The corporations have received political support across the ideological spectrum. Republican Senator Josh Hawley has introduced a bill that would eliminate Section 230 protections for “big tech” firms—those with at least 30 million United States users. 

At the same time, Democratic presidential frontrunner Joe Biden last month called for Section 230 to be “revoked,” and even the two most left-wing current presidential candidates, Vermont Senator Bernie Sanders and Massachusetts Senator Elizabeth Warren, voted in favor of the FOSTA/SESTA Section 230 rollback in 2018.

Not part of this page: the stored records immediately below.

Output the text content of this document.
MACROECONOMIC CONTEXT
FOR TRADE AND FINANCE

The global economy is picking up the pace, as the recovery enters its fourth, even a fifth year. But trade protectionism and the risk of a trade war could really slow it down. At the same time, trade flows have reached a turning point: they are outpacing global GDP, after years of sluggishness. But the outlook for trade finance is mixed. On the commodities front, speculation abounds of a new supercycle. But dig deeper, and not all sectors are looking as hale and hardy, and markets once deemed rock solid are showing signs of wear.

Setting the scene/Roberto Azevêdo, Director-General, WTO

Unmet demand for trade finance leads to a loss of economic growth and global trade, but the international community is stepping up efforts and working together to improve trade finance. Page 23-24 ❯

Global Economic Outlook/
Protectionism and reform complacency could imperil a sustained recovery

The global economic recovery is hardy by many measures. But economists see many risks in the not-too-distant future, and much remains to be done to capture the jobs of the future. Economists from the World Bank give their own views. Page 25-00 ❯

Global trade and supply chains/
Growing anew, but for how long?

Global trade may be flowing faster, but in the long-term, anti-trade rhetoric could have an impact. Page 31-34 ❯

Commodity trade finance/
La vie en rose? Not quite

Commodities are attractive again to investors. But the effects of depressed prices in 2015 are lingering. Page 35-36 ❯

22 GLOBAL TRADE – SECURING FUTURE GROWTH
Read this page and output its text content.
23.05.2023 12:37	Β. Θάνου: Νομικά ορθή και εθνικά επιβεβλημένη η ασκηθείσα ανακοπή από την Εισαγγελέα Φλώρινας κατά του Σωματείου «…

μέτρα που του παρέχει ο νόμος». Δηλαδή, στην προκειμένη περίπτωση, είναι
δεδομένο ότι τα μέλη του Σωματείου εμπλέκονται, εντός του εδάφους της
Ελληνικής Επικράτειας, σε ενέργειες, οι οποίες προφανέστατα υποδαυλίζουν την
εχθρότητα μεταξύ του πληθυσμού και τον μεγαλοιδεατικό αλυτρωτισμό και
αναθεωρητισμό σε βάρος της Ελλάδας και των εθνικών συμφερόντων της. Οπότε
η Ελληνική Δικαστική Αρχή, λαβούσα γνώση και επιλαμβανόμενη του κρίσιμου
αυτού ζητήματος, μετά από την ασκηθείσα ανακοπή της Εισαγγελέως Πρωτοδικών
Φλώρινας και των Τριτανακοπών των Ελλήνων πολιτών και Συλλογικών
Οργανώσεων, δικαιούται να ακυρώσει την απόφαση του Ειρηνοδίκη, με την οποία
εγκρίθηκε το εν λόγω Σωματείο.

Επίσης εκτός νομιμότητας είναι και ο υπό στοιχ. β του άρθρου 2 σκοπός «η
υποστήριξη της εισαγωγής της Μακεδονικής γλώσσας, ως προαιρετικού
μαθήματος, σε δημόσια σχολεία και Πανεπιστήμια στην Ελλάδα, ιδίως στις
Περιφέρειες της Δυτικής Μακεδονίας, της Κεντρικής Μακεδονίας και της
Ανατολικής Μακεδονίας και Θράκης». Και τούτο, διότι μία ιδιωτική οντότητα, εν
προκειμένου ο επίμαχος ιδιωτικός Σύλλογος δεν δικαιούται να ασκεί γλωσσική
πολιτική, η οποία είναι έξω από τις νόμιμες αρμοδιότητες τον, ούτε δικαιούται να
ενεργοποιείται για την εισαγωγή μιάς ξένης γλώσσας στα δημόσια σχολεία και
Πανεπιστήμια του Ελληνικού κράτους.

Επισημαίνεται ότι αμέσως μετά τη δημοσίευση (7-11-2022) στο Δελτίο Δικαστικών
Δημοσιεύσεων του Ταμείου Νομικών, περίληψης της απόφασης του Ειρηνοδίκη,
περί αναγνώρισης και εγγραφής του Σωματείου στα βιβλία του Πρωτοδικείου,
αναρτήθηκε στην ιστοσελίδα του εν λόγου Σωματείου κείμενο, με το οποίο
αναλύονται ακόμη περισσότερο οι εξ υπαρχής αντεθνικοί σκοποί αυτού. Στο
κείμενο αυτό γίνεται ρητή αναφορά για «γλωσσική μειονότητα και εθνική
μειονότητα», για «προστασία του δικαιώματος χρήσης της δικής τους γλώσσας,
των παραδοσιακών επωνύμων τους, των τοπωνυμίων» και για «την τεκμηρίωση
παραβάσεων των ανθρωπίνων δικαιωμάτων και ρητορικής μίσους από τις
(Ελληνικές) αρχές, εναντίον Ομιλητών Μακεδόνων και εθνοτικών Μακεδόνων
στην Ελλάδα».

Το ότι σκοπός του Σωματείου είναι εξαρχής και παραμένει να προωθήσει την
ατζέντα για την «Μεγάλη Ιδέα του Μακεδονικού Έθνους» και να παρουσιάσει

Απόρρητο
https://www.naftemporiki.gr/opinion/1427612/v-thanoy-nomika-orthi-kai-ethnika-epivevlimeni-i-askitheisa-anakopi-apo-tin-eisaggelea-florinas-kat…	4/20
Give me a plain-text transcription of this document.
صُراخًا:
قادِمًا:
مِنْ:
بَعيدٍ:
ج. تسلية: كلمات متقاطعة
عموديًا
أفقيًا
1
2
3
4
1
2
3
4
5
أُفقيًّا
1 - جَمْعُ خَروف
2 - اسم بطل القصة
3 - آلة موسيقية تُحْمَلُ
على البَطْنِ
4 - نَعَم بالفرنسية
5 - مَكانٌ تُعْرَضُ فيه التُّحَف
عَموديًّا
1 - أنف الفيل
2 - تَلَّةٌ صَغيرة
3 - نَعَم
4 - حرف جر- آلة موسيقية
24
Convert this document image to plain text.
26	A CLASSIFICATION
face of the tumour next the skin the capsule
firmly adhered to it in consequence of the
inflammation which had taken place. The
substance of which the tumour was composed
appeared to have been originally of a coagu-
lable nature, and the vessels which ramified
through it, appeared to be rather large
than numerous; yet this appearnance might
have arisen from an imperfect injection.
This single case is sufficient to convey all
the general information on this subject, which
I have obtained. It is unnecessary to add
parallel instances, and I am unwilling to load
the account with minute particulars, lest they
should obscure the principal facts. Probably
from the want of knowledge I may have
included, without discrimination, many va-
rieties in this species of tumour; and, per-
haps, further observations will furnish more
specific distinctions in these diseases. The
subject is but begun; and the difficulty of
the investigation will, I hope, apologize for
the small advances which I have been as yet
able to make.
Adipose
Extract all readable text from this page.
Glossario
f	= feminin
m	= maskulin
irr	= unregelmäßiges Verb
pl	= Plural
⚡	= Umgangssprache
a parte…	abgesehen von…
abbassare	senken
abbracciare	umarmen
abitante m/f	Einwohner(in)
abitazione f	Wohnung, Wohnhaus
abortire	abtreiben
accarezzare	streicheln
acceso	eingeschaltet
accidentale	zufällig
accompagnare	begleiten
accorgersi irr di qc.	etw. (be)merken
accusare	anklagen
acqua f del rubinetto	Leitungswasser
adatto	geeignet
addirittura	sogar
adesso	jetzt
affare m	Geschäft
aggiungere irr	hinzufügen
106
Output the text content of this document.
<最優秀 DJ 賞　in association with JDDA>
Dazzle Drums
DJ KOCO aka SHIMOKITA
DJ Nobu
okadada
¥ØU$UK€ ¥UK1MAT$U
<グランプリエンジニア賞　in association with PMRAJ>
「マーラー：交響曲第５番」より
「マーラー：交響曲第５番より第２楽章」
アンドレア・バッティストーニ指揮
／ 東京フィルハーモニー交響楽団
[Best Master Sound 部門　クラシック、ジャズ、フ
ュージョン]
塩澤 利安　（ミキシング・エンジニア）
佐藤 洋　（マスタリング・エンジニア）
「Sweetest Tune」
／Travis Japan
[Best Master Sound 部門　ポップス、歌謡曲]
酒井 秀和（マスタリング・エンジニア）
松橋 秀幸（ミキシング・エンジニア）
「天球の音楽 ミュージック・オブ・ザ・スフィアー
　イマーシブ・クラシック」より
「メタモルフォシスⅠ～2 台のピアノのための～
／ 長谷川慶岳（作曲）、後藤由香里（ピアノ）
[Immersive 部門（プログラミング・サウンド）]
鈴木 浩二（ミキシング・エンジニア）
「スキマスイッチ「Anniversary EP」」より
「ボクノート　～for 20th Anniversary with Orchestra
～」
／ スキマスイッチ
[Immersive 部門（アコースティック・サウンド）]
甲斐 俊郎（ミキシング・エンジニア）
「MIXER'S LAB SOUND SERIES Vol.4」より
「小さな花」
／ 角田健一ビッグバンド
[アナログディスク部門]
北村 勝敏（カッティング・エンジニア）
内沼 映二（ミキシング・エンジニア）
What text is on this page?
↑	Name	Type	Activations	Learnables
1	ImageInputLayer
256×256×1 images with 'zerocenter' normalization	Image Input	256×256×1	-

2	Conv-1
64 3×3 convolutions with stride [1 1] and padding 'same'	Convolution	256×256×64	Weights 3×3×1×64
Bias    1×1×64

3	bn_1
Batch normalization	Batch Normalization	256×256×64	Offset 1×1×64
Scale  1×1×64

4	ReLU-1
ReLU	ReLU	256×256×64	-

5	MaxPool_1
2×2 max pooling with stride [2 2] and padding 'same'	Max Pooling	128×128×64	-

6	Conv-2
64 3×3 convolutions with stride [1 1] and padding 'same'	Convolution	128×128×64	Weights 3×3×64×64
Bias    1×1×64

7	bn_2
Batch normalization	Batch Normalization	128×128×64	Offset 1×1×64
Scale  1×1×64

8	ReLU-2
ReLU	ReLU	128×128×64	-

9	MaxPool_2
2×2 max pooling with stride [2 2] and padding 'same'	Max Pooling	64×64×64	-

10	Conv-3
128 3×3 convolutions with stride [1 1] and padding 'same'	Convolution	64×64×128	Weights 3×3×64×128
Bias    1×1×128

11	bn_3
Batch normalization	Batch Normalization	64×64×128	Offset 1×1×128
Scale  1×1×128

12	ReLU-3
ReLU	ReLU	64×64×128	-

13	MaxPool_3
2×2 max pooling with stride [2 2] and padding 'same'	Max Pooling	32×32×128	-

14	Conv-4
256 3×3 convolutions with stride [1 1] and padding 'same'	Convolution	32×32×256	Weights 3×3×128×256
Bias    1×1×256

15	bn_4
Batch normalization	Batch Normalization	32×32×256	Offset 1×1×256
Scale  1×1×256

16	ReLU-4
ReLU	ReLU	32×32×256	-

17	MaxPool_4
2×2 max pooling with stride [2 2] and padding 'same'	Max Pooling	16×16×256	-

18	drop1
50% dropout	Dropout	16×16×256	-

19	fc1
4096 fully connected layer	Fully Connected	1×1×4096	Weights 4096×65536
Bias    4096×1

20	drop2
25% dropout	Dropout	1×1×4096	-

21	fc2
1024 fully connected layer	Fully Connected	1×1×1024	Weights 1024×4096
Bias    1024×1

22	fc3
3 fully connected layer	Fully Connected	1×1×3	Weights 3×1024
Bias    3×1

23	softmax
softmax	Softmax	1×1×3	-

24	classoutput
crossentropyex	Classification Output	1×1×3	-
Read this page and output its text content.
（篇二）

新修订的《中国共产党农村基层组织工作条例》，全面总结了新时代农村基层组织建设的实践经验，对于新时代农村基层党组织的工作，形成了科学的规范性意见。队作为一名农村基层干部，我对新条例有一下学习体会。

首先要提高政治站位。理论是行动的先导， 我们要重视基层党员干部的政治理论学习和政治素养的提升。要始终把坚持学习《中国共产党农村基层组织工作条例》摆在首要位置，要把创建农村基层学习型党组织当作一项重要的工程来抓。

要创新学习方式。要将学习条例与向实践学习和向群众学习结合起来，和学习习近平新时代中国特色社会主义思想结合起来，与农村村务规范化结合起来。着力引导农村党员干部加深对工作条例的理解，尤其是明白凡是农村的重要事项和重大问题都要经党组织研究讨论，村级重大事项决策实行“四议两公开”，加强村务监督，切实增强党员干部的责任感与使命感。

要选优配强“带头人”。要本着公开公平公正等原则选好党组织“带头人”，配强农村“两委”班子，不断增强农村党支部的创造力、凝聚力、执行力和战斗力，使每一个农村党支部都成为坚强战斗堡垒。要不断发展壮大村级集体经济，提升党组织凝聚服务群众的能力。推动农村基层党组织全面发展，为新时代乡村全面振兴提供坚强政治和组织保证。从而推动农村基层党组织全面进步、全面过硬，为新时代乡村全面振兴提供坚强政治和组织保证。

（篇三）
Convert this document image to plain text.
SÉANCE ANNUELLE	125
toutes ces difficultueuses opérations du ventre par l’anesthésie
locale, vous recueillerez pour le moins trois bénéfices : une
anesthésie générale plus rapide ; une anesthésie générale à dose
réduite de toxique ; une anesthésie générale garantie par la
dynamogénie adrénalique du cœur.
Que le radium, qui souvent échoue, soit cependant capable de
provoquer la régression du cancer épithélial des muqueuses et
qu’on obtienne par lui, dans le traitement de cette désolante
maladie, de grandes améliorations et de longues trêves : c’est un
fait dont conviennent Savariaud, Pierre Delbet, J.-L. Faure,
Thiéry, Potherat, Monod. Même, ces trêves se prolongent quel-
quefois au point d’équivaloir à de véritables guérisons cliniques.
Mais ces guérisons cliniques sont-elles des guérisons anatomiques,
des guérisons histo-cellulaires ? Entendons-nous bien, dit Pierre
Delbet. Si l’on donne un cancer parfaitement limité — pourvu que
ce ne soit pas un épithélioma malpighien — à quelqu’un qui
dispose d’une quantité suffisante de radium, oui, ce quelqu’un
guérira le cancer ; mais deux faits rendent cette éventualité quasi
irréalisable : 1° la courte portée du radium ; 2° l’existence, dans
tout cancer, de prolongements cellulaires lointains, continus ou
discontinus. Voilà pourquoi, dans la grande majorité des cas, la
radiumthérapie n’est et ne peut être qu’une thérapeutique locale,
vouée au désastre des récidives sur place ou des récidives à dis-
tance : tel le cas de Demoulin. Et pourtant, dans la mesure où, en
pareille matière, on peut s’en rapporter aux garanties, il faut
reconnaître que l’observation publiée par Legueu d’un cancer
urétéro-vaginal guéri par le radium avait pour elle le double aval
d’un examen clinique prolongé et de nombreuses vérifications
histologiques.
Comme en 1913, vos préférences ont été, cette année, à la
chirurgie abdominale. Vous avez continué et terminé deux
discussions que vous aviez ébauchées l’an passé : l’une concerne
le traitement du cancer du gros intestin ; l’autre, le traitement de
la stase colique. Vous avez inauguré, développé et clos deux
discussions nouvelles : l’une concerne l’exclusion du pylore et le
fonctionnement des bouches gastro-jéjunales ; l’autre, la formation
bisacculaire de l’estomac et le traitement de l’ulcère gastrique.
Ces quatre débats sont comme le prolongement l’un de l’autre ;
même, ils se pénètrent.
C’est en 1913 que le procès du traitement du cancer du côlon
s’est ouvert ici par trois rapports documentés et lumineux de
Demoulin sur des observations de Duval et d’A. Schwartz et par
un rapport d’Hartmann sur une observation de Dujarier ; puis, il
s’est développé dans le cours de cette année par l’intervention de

For entertainment firms such as Disney and others represented by the Motion Picture Association of America, Section 230 is viewed an an open door for copyright violators, according to the Times report. Stripping away the law’s protections would give the giant companies far greater control over corporate-owned content.

The hotel chains, according to the Times, are primarily interested in taking away Section 230 protections for AirBnB, the online short-term rental service that directly competes with traditional hoteliers for the business of travel consumers.

According to Internet Association President Michael Beckerman, however, the 90 percent of Americans who now use the internet regularly would see a very different online world without Section 230, which is “foundational to almost everything people do online,” he told the Times.

“It enables products and services that consumers love and rely upon every day,”  Beckerman said.